Thursday, May 27, 2010

SPACED-OUT…

DESIGNS FOR THE FUTURE UNABLE TO FIT IN OUR UNREAL(IZED) ARCHITECTURE EXHIBIT

Often in the course of sifting through materials for inclusion in our library exhibits, we come across an item or two perfectly in fitting with our theme, but which, nonetheless, have to be left out given the constraints of limited space in our display cases. Such was the case in setting up our most recent exhibit, Unreal(ized) Architecture. The Wolfsonian-FIU library has some impressive holdings of the work of numerous architects from the early to mid-twentieth century whose projects, even though they were never actually constructed, had an enormous impact on future designers and architects.

The library holds a number of rare works showcasing the designs of Antonio Sant'Elia (Italian, 1888-1916). Sant’Elia became a disciple and leading light in the Futurist movement in pre-World War One Italy. Drawing inspiration from Viennese architects such as Adolf Loos and Otto Wagner and the skyscrapers just beginning to appear in American cities, Sant’Elia envisioned a futuristic urban environment in a series of drawings rendered between 1912 and 1914. His Città Nuova designs imagined an industrial city where huge skyscraper buildings with setbacks and terraces were connected by bridges and walkways. When the First World War broke out, Sant'Elia enlisted in the Italian army and died fighting the Austrians sometime during the Battles of the Isonzo in 1915. As a result of his premature death, most of his futuristic architectural designs remained unrealized, but many were widely published during the second Futurist wave of the interwar period and exercised considerable influence on generations of urban planners and architects.



The library also holds important examples of the Constructivist artwork and architectural ideas of famed Russian designer, El Lissitzky (Russian, 1890-1941). In the years between 1923 and 1925, Lissitzky came up with designs for a series of identical structures which he proposed be constructed at the intersections of a boulevard ringing central Moscow and the Kremlin. To save precious ground space, these enormous L-shaped three-story buildings were to be raised 50 meters off the ground by three pylons to be connected to tram stations and an underground subway. Lissitzky’s horizontal skyscrapers, (referred to as Wolkenbügel, or “Iron clouds” in the literature of the time), were never built, but the designs were printed in ASNOVA, the influential journal for the Association of New Architects in the Soviet Union, and in several important German publications and periodicals.






Other Constructivist-minded architects expressed their revolutionary ideas in other publications, including Arkhitektura: raboty Arkhitekturnog o fakul’teta Vkhutemasa, 1920-1927, for which Lissitzky supplied the dust jacket cover artwork. The Vkhutemas architectural school in Moscow encouraged its students to experiment with and embrace the principles of Constructivism in projects designed to completely rethink the principles of construction. Such radical ideas, however, soon earned the scorn and derision of Joseph Stalin, and projects designed and built after his rise to power took a decidedly more conservative (neo-Classical) and Socialist Realist bent.

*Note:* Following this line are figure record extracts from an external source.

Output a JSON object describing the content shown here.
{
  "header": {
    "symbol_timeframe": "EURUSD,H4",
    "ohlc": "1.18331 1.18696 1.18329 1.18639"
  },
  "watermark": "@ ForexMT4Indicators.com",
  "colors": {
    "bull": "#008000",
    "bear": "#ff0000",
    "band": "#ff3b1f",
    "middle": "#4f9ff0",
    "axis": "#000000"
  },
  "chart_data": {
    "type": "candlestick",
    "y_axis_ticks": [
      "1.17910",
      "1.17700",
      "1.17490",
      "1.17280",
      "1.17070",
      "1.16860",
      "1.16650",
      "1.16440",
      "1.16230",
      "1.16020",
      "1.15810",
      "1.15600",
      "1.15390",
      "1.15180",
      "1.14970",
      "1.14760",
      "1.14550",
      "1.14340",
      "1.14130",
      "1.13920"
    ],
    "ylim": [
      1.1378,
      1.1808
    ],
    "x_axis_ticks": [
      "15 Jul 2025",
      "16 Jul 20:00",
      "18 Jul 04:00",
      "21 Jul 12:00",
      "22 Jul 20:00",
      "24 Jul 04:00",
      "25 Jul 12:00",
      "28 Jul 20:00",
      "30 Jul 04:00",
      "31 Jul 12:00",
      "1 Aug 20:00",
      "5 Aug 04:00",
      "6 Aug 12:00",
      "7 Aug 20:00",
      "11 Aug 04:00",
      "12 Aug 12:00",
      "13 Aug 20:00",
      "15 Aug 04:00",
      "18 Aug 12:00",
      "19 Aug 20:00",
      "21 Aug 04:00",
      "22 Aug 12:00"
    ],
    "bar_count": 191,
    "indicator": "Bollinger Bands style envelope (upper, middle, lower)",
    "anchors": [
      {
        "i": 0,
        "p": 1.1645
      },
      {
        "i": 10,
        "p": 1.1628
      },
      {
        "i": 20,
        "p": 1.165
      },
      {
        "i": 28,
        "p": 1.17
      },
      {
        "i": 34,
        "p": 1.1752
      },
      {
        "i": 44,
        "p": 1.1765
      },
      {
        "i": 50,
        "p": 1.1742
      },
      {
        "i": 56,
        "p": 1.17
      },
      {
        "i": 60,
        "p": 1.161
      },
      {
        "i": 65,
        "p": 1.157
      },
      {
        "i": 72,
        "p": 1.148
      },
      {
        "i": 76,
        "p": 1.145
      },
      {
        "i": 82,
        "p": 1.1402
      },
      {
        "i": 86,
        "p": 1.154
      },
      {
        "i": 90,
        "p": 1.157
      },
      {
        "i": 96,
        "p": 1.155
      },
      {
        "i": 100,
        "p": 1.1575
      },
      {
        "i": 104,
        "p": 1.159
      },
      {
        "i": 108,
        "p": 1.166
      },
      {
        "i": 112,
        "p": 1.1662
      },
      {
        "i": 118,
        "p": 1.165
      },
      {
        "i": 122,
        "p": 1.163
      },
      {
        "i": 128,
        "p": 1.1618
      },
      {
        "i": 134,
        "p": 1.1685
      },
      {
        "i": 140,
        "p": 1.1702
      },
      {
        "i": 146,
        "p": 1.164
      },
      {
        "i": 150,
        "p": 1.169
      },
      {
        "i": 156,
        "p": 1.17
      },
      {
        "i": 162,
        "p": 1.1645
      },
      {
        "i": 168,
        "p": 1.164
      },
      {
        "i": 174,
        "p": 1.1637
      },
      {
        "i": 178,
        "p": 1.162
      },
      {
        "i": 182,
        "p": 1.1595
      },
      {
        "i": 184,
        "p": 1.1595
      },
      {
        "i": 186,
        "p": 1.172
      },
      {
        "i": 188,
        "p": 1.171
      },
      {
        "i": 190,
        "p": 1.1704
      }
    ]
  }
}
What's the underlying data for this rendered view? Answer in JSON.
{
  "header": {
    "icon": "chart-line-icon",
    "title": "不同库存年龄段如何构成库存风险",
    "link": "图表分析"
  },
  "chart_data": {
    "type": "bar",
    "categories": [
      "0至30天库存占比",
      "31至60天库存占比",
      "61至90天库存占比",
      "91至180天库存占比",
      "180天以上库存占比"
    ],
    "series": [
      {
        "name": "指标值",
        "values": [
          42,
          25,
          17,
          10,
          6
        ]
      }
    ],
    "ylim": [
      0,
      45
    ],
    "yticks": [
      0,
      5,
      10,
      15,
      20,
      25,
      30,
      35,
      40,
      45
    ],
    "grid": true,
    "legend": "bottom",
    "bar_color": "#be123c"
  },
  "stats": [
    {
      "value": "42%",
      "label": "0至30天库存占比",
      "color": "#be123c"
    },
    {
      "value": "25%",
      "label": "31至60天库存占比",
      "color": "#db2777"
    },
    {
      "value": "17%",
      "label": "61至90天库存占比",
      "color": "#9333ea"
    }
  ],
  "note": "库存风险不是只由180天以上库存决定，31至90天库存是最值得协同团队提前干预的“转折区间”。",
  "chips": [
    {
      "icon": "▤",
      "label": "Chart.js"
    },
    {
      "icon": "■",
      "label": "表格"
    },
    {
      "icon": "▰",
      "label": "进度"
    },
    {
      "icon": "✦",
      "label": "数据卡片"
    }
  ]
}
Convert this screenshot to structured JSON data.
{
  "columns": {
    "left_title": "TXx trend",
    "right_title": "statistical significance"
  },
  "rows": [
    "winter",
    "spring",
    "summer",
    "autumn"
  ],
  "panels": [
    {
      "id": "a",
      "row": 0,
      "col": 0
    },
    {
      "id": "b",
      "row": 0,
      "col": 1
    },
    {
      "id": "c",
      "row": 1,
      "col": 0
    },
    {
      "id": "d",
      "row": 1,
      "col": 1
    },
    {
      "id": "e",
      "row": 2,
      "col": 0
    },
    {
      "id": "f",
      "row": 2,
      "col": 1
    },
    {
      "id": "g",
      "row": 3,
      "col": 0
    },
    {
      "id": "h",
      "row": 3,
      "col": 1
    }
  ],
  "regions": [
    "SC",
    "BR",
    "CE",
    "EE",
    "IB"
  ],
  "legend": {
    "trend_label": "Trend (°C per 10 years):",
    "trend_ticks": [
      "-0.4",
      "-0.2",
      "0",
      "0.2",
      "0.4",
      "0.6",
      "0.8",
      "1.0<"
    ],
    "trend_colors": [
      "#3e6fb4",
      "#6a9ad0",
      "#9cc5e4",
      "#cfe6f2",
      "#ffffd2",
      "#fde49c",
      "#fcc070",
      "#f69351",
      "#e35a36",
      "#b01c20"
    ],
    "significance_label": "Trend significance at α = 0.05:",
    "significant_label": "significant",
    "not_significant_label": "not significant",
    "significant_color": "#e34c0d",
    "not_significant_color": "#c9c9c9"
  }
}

We also left some important American industrial designers and urban planners out of the exhibition for want of space. The library holds a number of books and ephemeral items highlighting the ideas of Norman Bel Geddes (American, 1893-1958), including his Magic Motorways (1940). Even before that publication went into print, however, Americans were introduced to his ideas at the popular Futurama exhibit he designed for General Motors for the 1939-1940 New York World’s Fair. Bel Geddes’ created a gigantic indoor panorama of a city of the future, which visitors to the pavilion could look down upon while riding along in chairs on a conveyor belt. Although his vision of a futuristic metropolis failed to materialize exactly along the lines that he envisioned, his designs for superhighways, cloverleaf entrance and exit ramps, and many other features did have a profound influence on the design of American highways linking cities to the suburbs.